Cela est singulier, continua la favorite : jusqu'à présent j'avais imaginé que si l'on avait quelques reproches à faire aux bijoux, c'était d'avoir parlé très clairement.

­ Oh ! parbleu, madame, répondit Mangogul, ces deux-ci n'en sont pas ; et les entendra qui pourra.

« Vous connaissez cette petite femme toute ronde, dont la tête est enfoncée dans les épaules, à qui l'on aperçoit à peine des bras, qui a les jambes si courtes et le ventre si dévalé qu'on la prendrait pour un magot ou pour un gros embryon mal développé, qu'on a surnommée Sphéroïde l'aplatie, qui s'est mis en tête que Brahma l'appelait à l'étude de la géométrie, parce qu'elle en a reçu la figure d'un globe ; et qui conséquemment aurait pu se déterminer pour l'artillerie ; car de la façon dont elle est tournée, elle a dû sortir du sein de la nature comme un boulet de la bouche d'un canon.

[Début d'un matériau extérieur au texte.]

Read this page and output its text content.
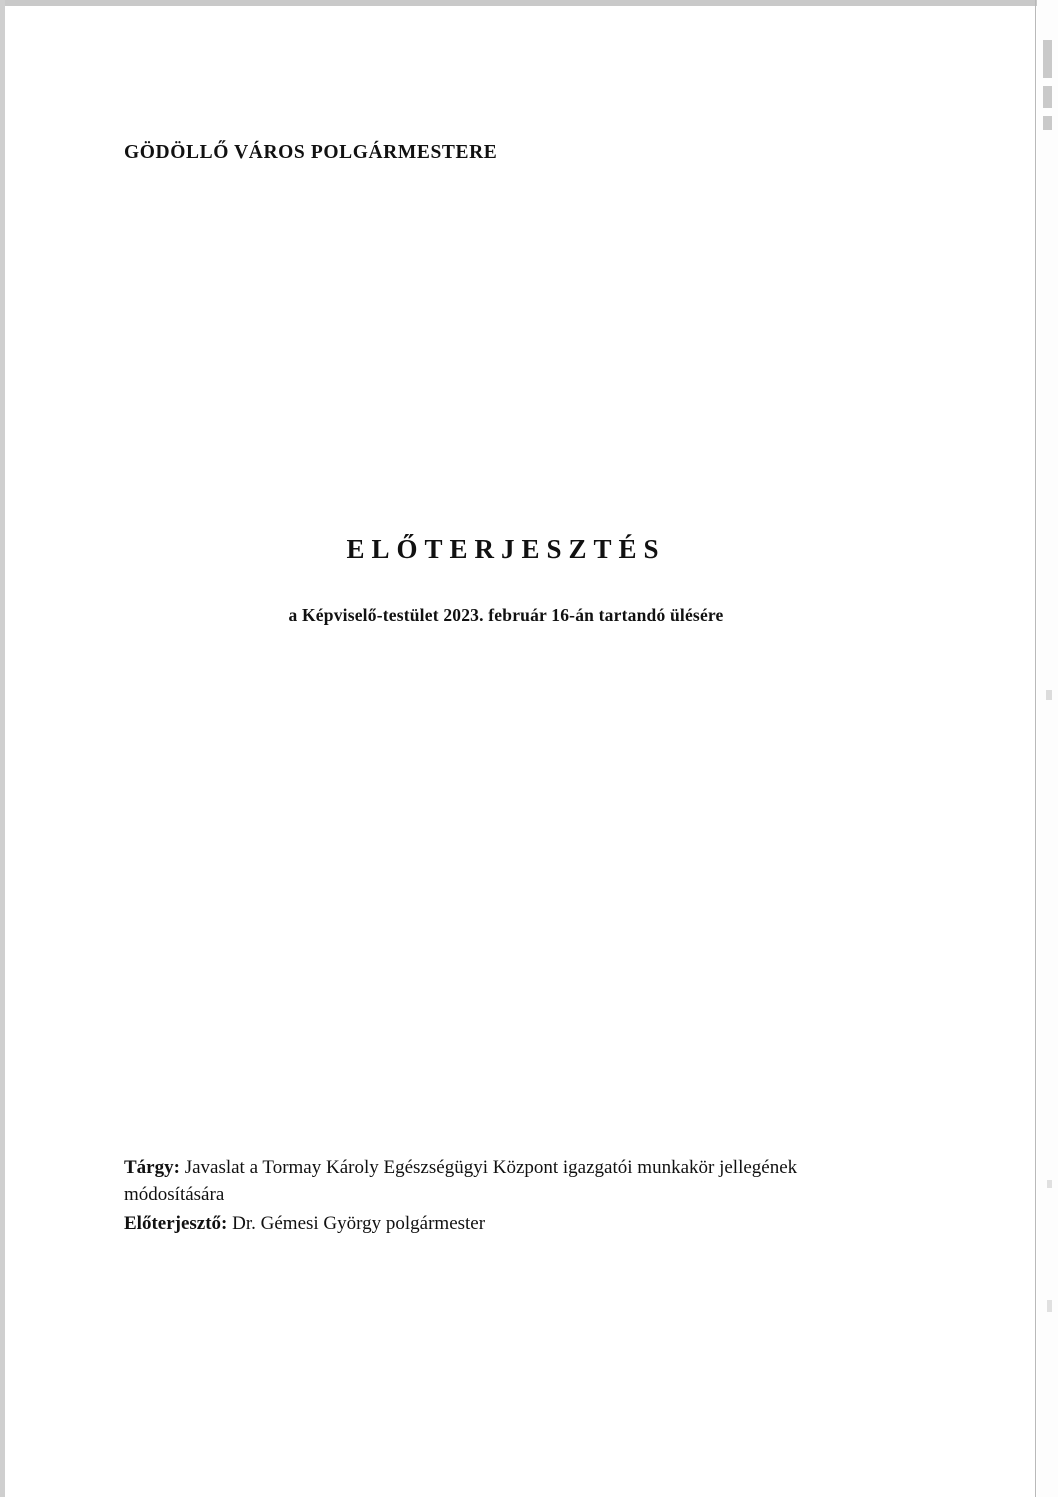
GÖDÖLLŐ VÁROS POLGÁRMESTERE
ELŐTERJESZTÉS
a Képviselő-testület 2023. február 16-án tartandó ülésére

Tárgy: Javaslat a Tormay Károly Egészségügyi Központ igazgatói munkakör jellegének módosítására

Előterjesztő: Dr. Gémesi György polgármester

« J'ai voulu savoir des nouvelles de son bijou, et je l'ai questionné ; mais ce vorticose s'est expliqué en termes d'une géométrie si profonde, que je ne l'ai point entendu, et que peut-être ne s'entendait-il pas lui-même. Ce n'était que lignes droites, surfaces concaves, quantités données, longueur, largeur, profondeur, solides, forces vives, forces mortes, cône, cylindre, sections coniques, courbes, courbes élastiques, courbe rentrant en elle-même, avec son point conjugué...

­ Que Votre Hautesse me fasse grâce du reste ! s'écria douloureusement la favorite. Vous avez une cruelle mémoire. Cela est à périr. J'en aurai, je crois, la migraine plus de huit jours. Par hasard, l'autre serait-il aussi réjouissant ?

­ Vous allez en juger, répondit Mangogul. De par l'orteil de Brahma, j'ai fait un prodige ; j'ai retenu son amphigouri mot pour mot, bien qu'il soit tellement dénué de sens et de clarté, que si vous m'en donniez une fine et critique exposition, vous me feriez, madame, un présent gracieux.

­ Comment avez-vous dit, prince ? s'écria Mirzoza ; je veux mourir si vous n'avez dérobé cette phrase à quelqu'un.

­ Je ne sais comment cela s'est fait, répondit Mangogul ; car ces deux bijoux sont aujourd'hui les seules personnes à qui j'aie donné audience. Le dernier sur qui j'ai tourné mon anneau, après avoir gardé le silence un moment, a dit, comme s'il se fût adressé à une assemblée :

« MESSIEURS,

« Je me dispenserai de chercher, au mépris de ma propre raison, un modèle de penser et de m'exprimer. Si toutefois j'avance quelque chose de neuf, ce ne sera point affectation ; le sujet me l'aura fourni : si je répète ce qui aura été dit ; je l'aurai pensé comme les autres.

Que l'ironie ne vienne point tourner en ridicule ce début, et m'accuser de n'avoir rien lu, ou d'avoir lu en pure perte ; un bijou comme moi n'est fait ni pour lire, ni pour profiter de ses lectures, ni pour pressentir une objection, ni pour y répondre.

Je ne me refuserai point aux réflexions et aux ornements proportionnés à mon sujet, d'autant plus qu'à cet égard il est d'une extrême modestie, n'en permettant ni la quantité ni l'éclat ; mais j'éviterai de descendre dans ces petits et menus détails qui sont le partage d'un orateur stérile ; je serais au désespoir d'être soupçonné de ce défaut.

Après vous avoir instruits, messieurs, de ce que vous devez attendre de mes découvertes et de mon élocution, quelques coups de pinceau suffiront pour vous esquisser mon caractère.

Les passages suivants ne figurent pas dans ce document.